Em sua construção poética, é quase como que Ceah quisesse criar um “Procon” para resolver conflitos que todo ser humano enfrenta e nem sempre consegue resolver, nem mesmo quando desabafa, deitado em divãs psicanalíticos.

“Clareia” é uma balada dotada de extrema qualidade. Eu gostei muito da intervenção de baixo e guitarra juntos em um micro solo bastante melódico. Contém igualmente uma bela harmonia a sustentá-la.

“Porta-Aviões e Barcos de Papel”, trata-se de uma balada bastante densa. 

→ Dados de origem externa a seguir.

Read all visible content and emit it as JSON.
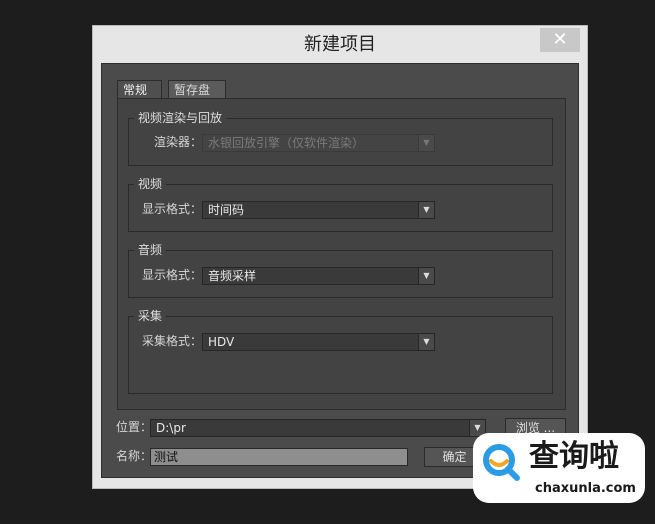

É muito boa a participação do meu amigo, Rodrigo Hid, aos teclados, a configurar-se como um outro convidado do Vento Motivo para esse álbum. Com aquele timbre muito próximo de um órgão “Farfisa” que ele estabeleceu, deu portanto um toque psicodélico à música. Muito boa apresenta-se também, a linha de baixo de Marcião e da bateria de Binho, também. Gostei muito do solo ao estilo dos Rolling Stones, feito pela guitarra do Kim, a evocar, Mick Taylor, exilado na rua principal, se o leitor permite-me um excesso de euforia de minha parte, como ouvinte e resenhista.

A faixa seguinte, trata de lealdade, ética, devoção… e mais uma série de valores muito exaltados na filosofia que dá sentido às lutas marciais em geral, mas, neste caso, a tratar sobre o universo do Karate. “Karate-Do” (A Liga da Justiça), fala especificamente desse universo marcado por rígidos valores, a dar substância e sentido maior ao uso da força física por parte de tais seguidores dessa luta. “Se combato um inimigo, é para fazer mais um amigo”, talvez soe ingênuo sob uma primeira audição, mas se o ouvinte mantiver a paciência para entender o contexto dessa letra, creio que poderá apreciá-la em sua plenitude. Uma boa ideia no arranjo foi a inclusão de gritos e gemidos típicos de praticantes dessa arte marcial, a trazer-lhe o aspecto mais humanizado.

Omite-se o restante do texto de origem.